The City Council dissolved Seal Beach’s Redevelopment Agency at the Monday, Jan. 9, council meeting.
The council named itself as the RDA’s successor agency. Staff will report back to the council in two weeks on possible legislation that might save RDAs in California.
The city was compelled to eliminate its RDA by a Dec. 29 California Supreme Court ruling that said the state is allowed to abolish redevelopment agencies, but it is not allowed to charge cities a fee for keeping them.
“At this point there are two actions the city needs to take in January: the City Council must designate a ‘successor agency,’ which is charged with overseeing making payments to existing bondholders and existing contractors; and the council must approve an enforceable payment schedule indicting who will be paid over the next few months,” said Mark Persico, director of Development Services.

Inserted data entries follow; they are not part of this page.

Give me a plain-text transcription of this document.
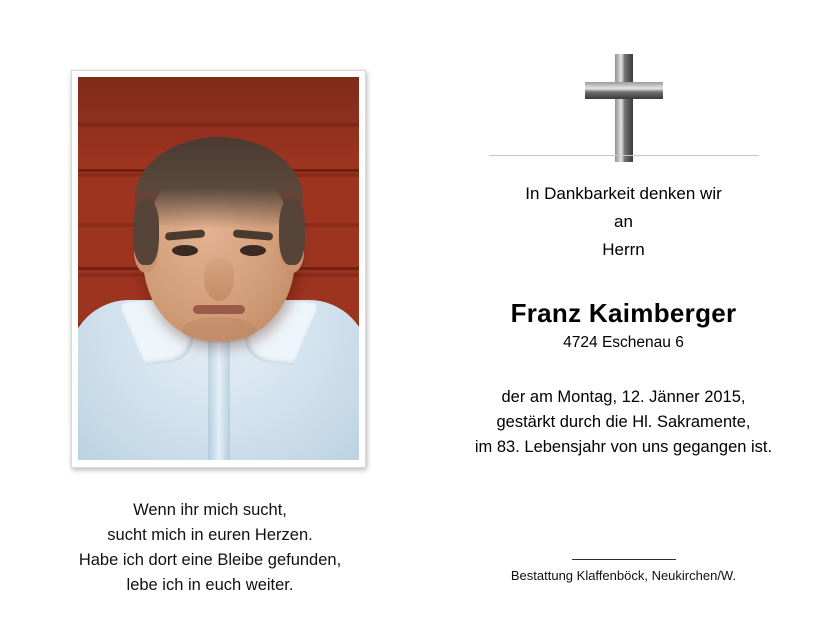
Wenn ihr mich sucht,
sucht mich in euren Herzen.
Habe ich dort eine Bleibe gefunden,
lebe ich in euch weiter.
In Dankbarkeit denken wir
an
Herrn
Franz Kaimberger
4724 Eschenau 6
der am Montag, 12. Jänner 2015,
gestärkt durch die Hl. Sakramente,
im 83. Lebensjahr von uns gegangen ist.
Bestattung Klaffenböck, Neukirchen/W.
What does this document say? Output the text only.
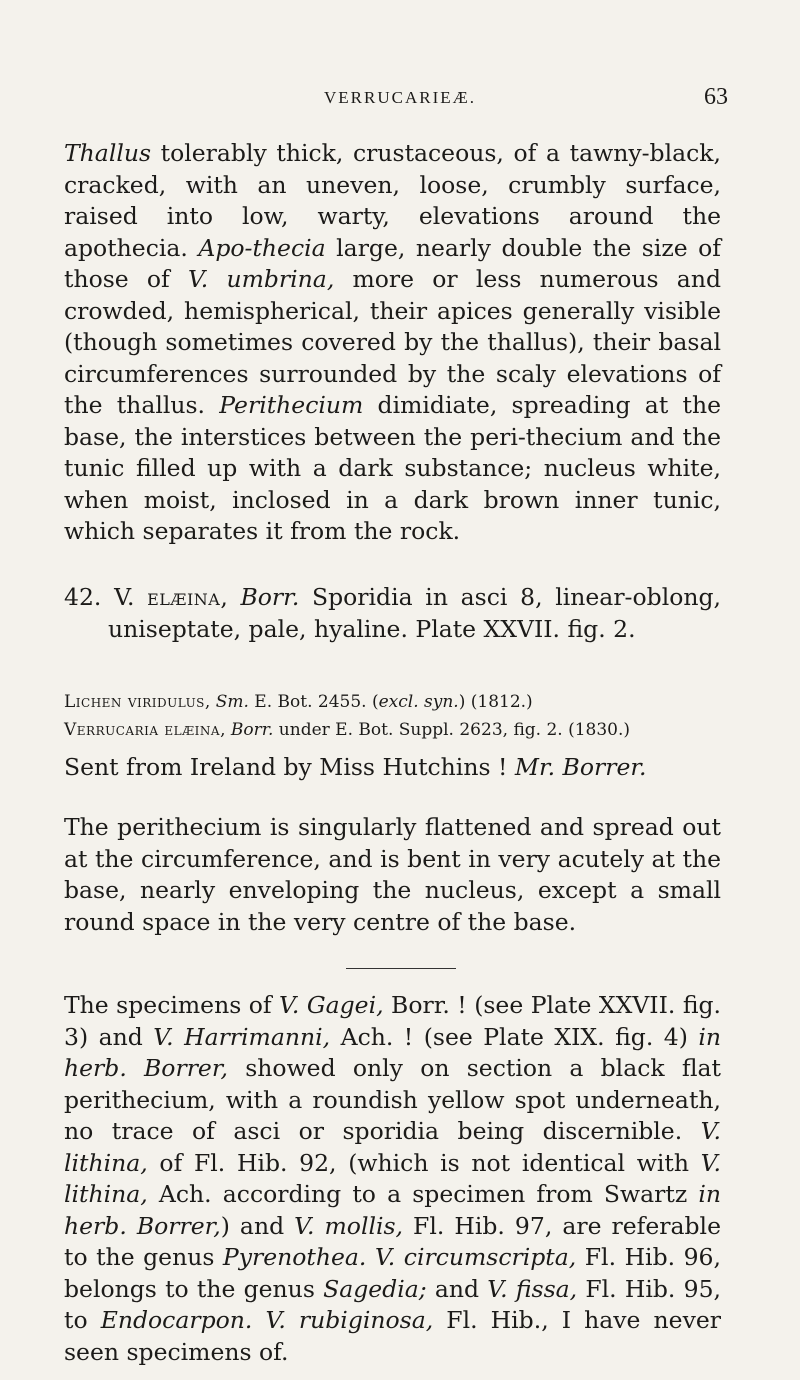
VERRUCARIEÆ.	63

Thallus tolerably thick, crustaceous, of a tawny-black, cracked, with an uneven, loose, crumbly surface, raised into low, warty, elevations around the apothecia. Apo-thecia large, nearly double the size of those of V. umbrina, more or less numerous and crowded, hemispherical, their apices generally visible (though sometimes covered by the thallus), their basal circumferences surrounded by the scaly elevations of the thallus. Perithecium dimidiate, spreading at the base, the interstices between the peri-thecium and the tunic filled up with a dark substance; nucleus white, when moist, inclosed in a dark brown inner tunic, which separates it from the rock.

42. V. elæina, Borr. Sporidia in asci 8, linear-oblong, uniseptate, pale, hyaline. Plate XXVII. fig. 2.

Lichen viridulus, Sm. E. Bot. 2455. (excl. syn.) (1812.)

Verrucaria elæina, Borr. under E. Bot. Suppl. 2623, fig. 2. (1830.)

Sent from Ireland by Miss Hutchins ! Mr. Borrer.

The perithecium is singularly flattened and spread out at the circumference, and is bent in very acutely at the base, nearly enveloping the nucleus, except a small round space in the very centre of the base.

The specimens of V. Gagei, Borr. ! (see Plate XXVII. fig. 3) and V. Harrimanni, Ach. ! (see Plate XIX. fig. 4) in herb. Borrer, showed only on section a black flat perithecium, with a roundish yellow spot underneath, no trace of asci or sporidia being discernible. V. lithina, of Fl. Hib. 92, (which is not identical with V. lithina, Ach. according to a specimen from Swartz in herb. Borrer,) and V. mollis, Fl. Hib. 97, are referable to the genus Pyrenothea. V. circumscripta, Fl. Hib. 96, belongs to the genus Sagedia; and V. fissa, Fl. Hib. 95, to Endocarpon. V. rubiginosa, Fl. Hib., I have never seen specimens of.
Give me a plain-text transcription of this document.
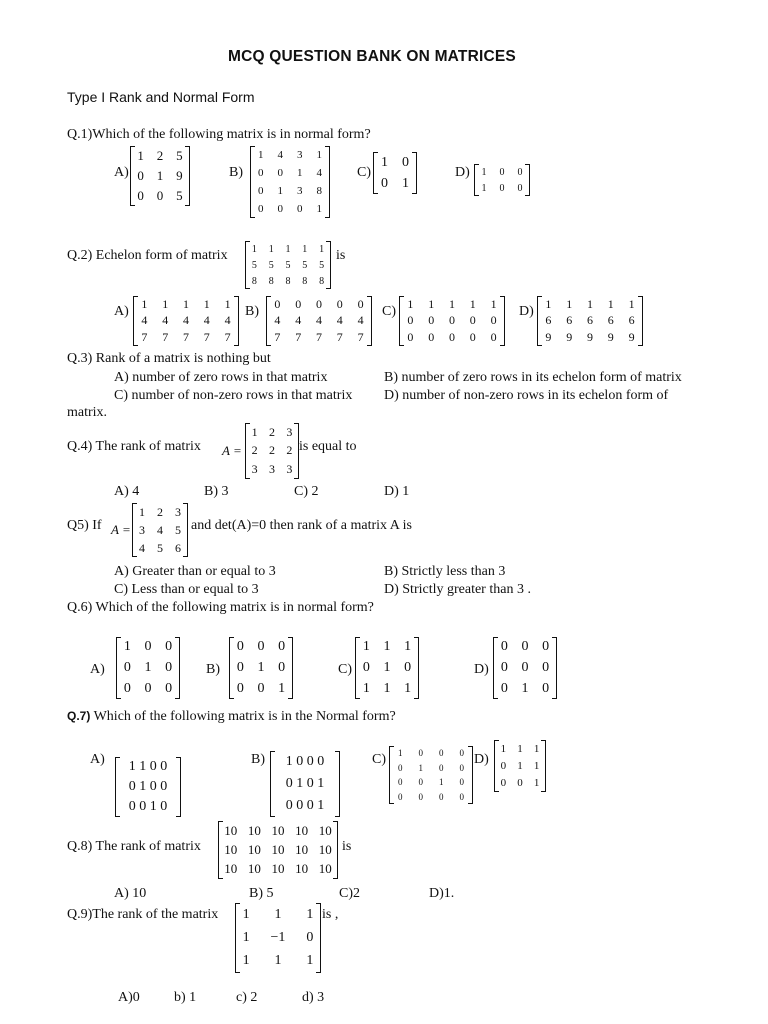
MCQ QUESTION BANK ON MATRICES
Type I Rank and Normal Form
Q.1)Which of the following matrix is in normal form?
A)
1	2	5
0	1	9
0	0	5
B)
1	4	3	1
0	0	1	4
0	1	3	8
0	0	0	1
C)
1	0
0	1
D) 1	0	0
1	0	0
Q.2) Echelon form of matrix 1	1	1	1	1
5	5	5	5	5
8	8	8	8	8
is
A)
1	1	1	1	1
4	4	4	4	4
7	7	7	7	7
B)
0	0	0	0	0
4	4	4	4	4
7	7	7	7	7
C)
1	1	1	1	1
0	0	0	0	0
0	0	0	0	0
D)
1	1	1	1	1
6	6	6	6	6
9	9	9	9	9
Q.3) Rank of a matrix is nothing but
A) number of zero rows in that matrix	B) number of zero rows in its echelon form of matrix
C) number of non-zero rows in that matrix D) number of non-zero rows in its echelon form of
matrix.
Q.4) The rank of matrix A =
1	2	3
2	2	2
3	3	3
is equal to
A) 4	B) 3	C) 2	D) 1
Q5) If A =
1	2	3
3	4	5
4	5	6
and det(A)=0 then rank of a matrix A is
A) Greater than or equal to 3	B) Strictly less than 3
C) Less than or equal to 3	D) Strictly greater than 3 .
Q.6) Which of the following matrix is in normal form?
A)
1	0	0
0	1	0
0	0	0
B)
0	0	0
0	1	0
0	0	1
C)
1	1	1
0	1	0
1	1	1
D)
0	0	0
0	0	0
0	1	0
Q.7) Which of the following matrix is in the Normal form?
A) 1 1 0 0
0 1 0 0
0 0 1 0
B) 1 0 0 0
0 1 0 1
0 0 0 1
C) 1	0	0	0
0	1	0	0
0	0	1	0
0	0	0	0
D)
1	1	1
0	1	1
0	0	1
Q.8) The rank of matrix
10	10	10	10	10
10	10	10	10	10
10	10	10	10	10
is
A) 10	B) 5	C)2	D)1.
Q.9)The rank of the matrix 1	1	1
1	−1	0
1	1	1
is ,
A)0 b) 1	c) 2	d) 3
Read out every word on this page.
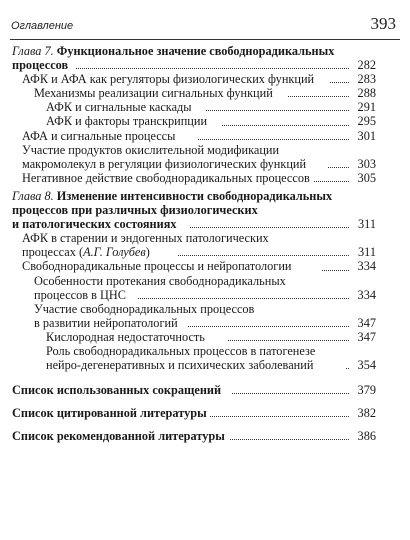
Оглавление	393
Глава 7. Функциональное значение свободнорадикальных
процессов	282
АФК и АФА как регуляторы физиологических функций	283
Механизмы реализации сигнальных функций	288
АФК и сигнальные каскады	291
АФК и факторы транскрипции	295
АФА и сигнальные процессы	301
Участие продуктов окислительной модификации
макромолекул в регуляции физиологических функций	303
Негативное действие свободнорадикальных процессов	305
Глава 8. Изменение интенсивности свободнорадикальных
процессов при различных физиологических
и патологических состояниях	311
АФК в старении и эндогенных патологических
процессах (А.Г. Голубев)	311
Свободнорадикальные процессы и нейропатологии	334
Особенности протекания свободнорадикальных
процессов в ЦНС	334
Участие свободнорадикальных процессов
в развитии нейропатологий	347
Кислородная недостаточность	347
Роль свободнорадикальных процессов в патогенезе
нейро-дегенеративных и психических заболеваний	354
Список использованных сокращений	379
Список цитированной литературы	382
Список рекомендованной литературы	386
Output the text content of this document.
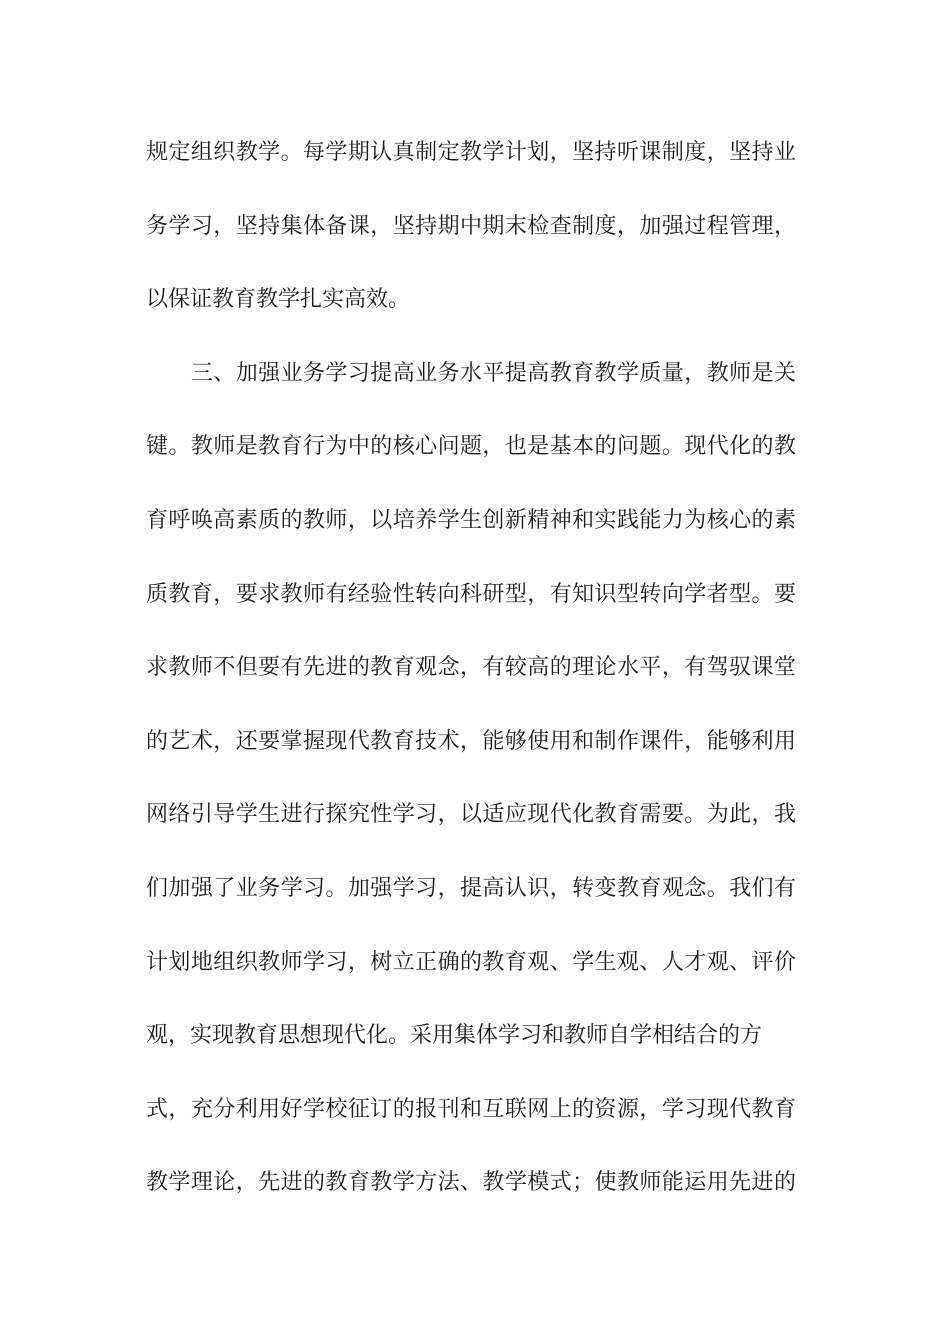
规定组织教学。每学期认真制定教学计划，坚持听课制度，坚持业
务学习，坚持集体备课，坚持期中期末检查制度，加强过程管理，
以保证教育教学扎实高效。
　　三、加强业务学习提高业务水平提高教育教学质量，教师是关
键。教师是教育行为中的核心问题，也是基本的问题。现代化的教
育呼唤高素质的教师，以培养学生创新精神和实践能力为核心的素
质教育，要求教师有经验性转向科研型，有知识型转向学者型。要
求教师不但要有先进的教育观念，有较高的理论水平，有驾驭课堂
的艺术，还要掌握现代教育技术，能够使用和制作课件，能够利用
网络引导学生进行探究性学习，以适应现代化教育需要。为此，我
们加强了业务学习。加强学习，提高认识，转变教育观念。我们有
计划地组织教师学习，树立正确的教育观、学生观、人才观、评价
观，实现教育思想现代化。采用集体学习和教师自学相结合的方
式，充分利用好学校征订的报刊和互联网上的资源，学习现代教育
教学理论，先进的教育教学方法、教学模式；使教师能运用先进的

Despite the similarity of the names, the Seal Beach Development Services Department and the Redevelopment Agency are two different things. The Development Services Department will not be disbanded.
Persico said additional steps would have to be taken to close the RDA, but they would be taken in February.
District 1 Councilwoman Ellery Deaton She said the council was required to eliminate the RDA without knowing the ramifications.
“While there is much litigation and legislation working on these problems, at this time we are still bound to dissolve our Redevelopment Agency and appoint a successor agency to oversee the dissolution by February 1,” Deaton said.
“While we suspect that projects and programs within the Redevelopment Agency may be affected, exactly which will be affected and how they will be affected is still unclear,” Deaton said. “Legal counsel continues to research and inquire as to exactly how we will be impacted.”
“To make it even more difficult, the lawsuits and legislation that are all in the works could completely change the outcomes,” Deaton said.
The legislation Deaton mentioned apparently referred to media speculation that the state legislature would try to find a way to preserve California’s redevelopment agencies.
Persico said Seal Beach would work with other cities to see if new RDA laws will be adopted.
There will be a 6:30 p.m. meeting with a question and answer period to discuss the RDA issue prior to the regular council meeting. It will be open to the public—the earlier meeting is usually held in closed session prior to the regular council meeting—but it will not be televised or recorded on video.